Chichester's growing homeless community who have '˜fallen through the net'
Kicked and punched, spat at and even urinated on '“ the city's forgotten residents have spoken about a tough life on the streets of Chichester.
“I’m sleeping here tonight, this is my bed,” said Darren Brown, pointing to a flat cardboard box in the corner of a city centre car park.
“I’ve been out here for two-and-a-half years, it’s horrible. It hate it.”
He has been verbally and physically abused and, recently, had lighter fuel poured over his sleeping bag.
Darren lives with a group of around six others who sleep between car parks and outside shops each night.
He suffers from emphysema and has recently started having seizures.
Fellow rough sleeper Julian Challis, 34, said he’s lived in hostels since the age of 16 but feels safer on the streets.
Julian said: “A lot of the hostels are full of drug addicts and criminals.

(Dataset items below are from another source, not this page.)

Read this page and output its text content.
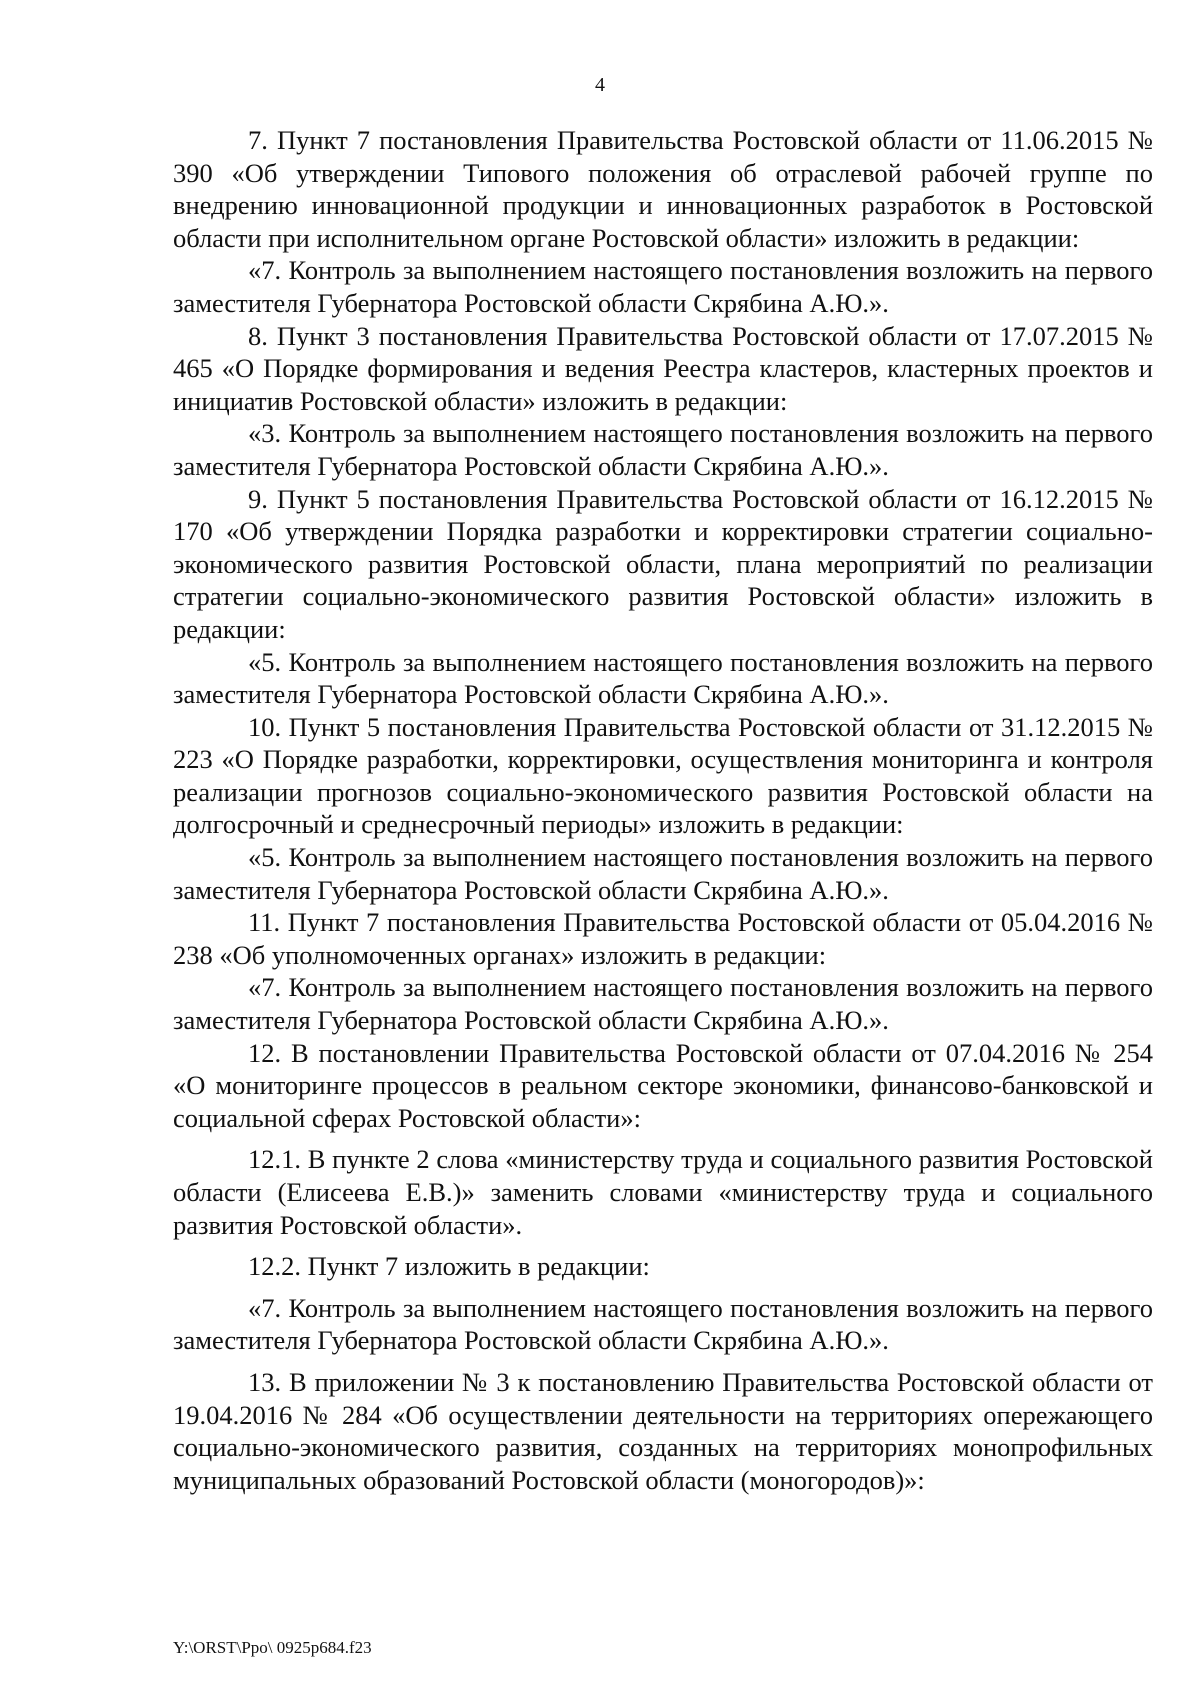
4

7. Пункт 7 постановления Правительства Ростовской области от 11.06.2015 № 390 «Об утверждении Типового положения об отраслевой рабочей группе по внедрению инновационной продукции и инновационных разработок в Ростовской области при исполнительном органе Ростовской области» изложить в редакции:

«7. Контроль за выполнением настоящего постановления возложить на первого заместителя Губернатора Ростовской области Скрябина А.Ю.».

8. Пункт 3 постановления Правительства Ростовской области от 17.07.2015 № 465 «О Порядке формирования и ведения Реестра кластеров, кластерных проектов и инициатив Ростовской области» изложить в редакции:

«3. Контроль за выполнением настоящего постановления возложить на первого заместителя Губернатора Ростовской области Скрябина А.Ю.».

9. Пункт 5 постановления Правительства Ростовской области от 16.12.2015 № 170 «Об утверждении Порядка разработки и корректировки стратегии социально-экономического развития Ростовской области, плана мероприятий по реализации стратегии социально-экономического развития Ростовской области» изложить в редакции:

«5. Контроль за выполнением настоящего постановления возложить на первого заместителя Губернатора Ростовской области Скрябина А.Ю.».

10. Пункт 5 постановления Правительства Ростовской области от 31.12.2015 № 223 «О Порядке разработки, корректировки, осуществления мониторинга и контроля реализации прогнозов социально-экономического развития Ростовской области на долгосрочный и среднесрочный периоды» изложить в редакции:

«5. Контроль за выполнением настоящего постановления возложить на первого заместителя Губернатора Ростовской области Скрябина А.Ю.».

11. Пункт 7 постановления Правительства Ростовской области от 05.04.2016 № 238 «Об уполномоченных органах» изложить в редакции:

«7. Контроль за выполнением настоящего постановления возложить на первого заместителя Губернатора Ростовской области Скрябина А.Ю.».

12. В постановлении Правительства Ростовской области от 07.04.2016 № 254 «О мониторинге процессов в реальном секторе экономики, финансово-банковской и социальной сферах Ростовской области»:

12.1. В пункте 2 слова «министерству труда и социального развития Ростовской области (Елисеева Е.В.)» заменить словами «министерству труда и социального развития Ростовской области».

12.2. Пункт 7 изложить в редакции:

«7. Контроль за выполнением настоящего постановления возложить на первого заместителя Губернатора Ростовской области Скрябина А.Ю.».

13. В приложении № 3 к постановлению Правительства Ростовской области от 19.04.2016 № 284 «Об осуществлении деятельности на территориях опережающего социально-экономического развития, созданных на территориях монопрофильных муниципальных образований Ростовской области (моногородов)»:

Y:\ORST\Ppo\ 0925p684.f23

I’m a reformed addict and I feel like if I go there I’ll go back to that way.”
He said he’s been clean for 15 years and was employed as a labourer but was sacked when his employer learned he was on the streets.
“Even when I was working I couldn’t afford to rent a place, they want six months’ up front, how can we afford that?
“Why do we all fall through the net?”
One 48-year-old woman, who did not want to be named, said she had been on the streets for six or seven months since coming off heroin, and living rough in Chichester for four weeks.
She said some find it difficult to conform to staying in homeless hostels and called for a safe place for people to drink and take drugs away from the streets.
“We’re all different, conforming doesn’t work for everybody,” she said.
“Does a civilised society want its streets littered with homeless people, no it doesn’t.
“It’s all too easy to get into the cycle of drink and drugs to numb yourself from the bleak personal reality and the system is not supporting them.”
Calling homelessness an ‘epidemic’, she added: “Just because I’m on the streets or had a drug problem doesn’t make me less of a person.”
The group said about 20 people are homeless around the Chichester area, adding that many people show daily kindness to them, including volunteers from the Four Streets Project and the City Angels.
City Angel volunteer Julia Hixson is trying to help them into housing. She said: “I think most people in Chichester see this as a smart, nice place to live and have absolutely no idea how many homeless and vulnerable people we have.
“I have spent time listening to, and supporting them.
“They are good guys but they have fallen through the cracks.
“We need to get them housed before they have to try and survive another winter out there.”
Stonepillow CEO Geoffrey Willis said the charity is ready to help anybody who finds themselves homeless.
In the last six months, the charity had taken 78 people off the streets and placed them in the 86 beds Stonepillow provides across Chichester, Bognor Regis and Littlehampton he said.
Responding to the claim that hostels are ‘full of drug-takers’, he said: “Yes, that’s partly true but not totally.
“Homelessness certainly includes ex-convicts, people still drinking heavily and still taking drugs, but it also includes people with none of those issues who have found themselves on the streets for all sorts of reasons.
“We help people who aren’t yet ready to give up their addictions but for people who don’t want to make a change there’s not a lot we can do.”
“I see it as a highly positive thing that Stonepillow is equipped to support all sorts of people wrestling with various issues.”
But he strongly refuted the claim that living rough was safer than the hostels.
He said: “You have reported in your newspaper just how lethal it can be out there.
“At the start of the year a homeless man was badly beaten up in a shop doorway and then in March another had his sleeping bag urinated on.”
People are given a 28-day place at the two hostels in Hunston and Bognor (which both have ten beds, Bognor’s increasing to 14 next year).
They are not allowed to drink or take drugs on the premises, and Mr Willis said some people found abstaining for 14 hours too difficult.
Mr Willis called the idea of a safe house for drug-taking ‘very, very difficult’, because of client and staff safety.
He said Stonepillow’s abstinence house was ‘extremely successful’, adding: “We are trying to help some of the most troubled members of society at all different stages of their pathway but they have to want to engage with us in some way.”
Stonepillow also has day hubs in Chichester and Bognor, a lodge for people just discharged from hospital, and 39 beds in ‘move on’ accommodation to prepare people for independent living.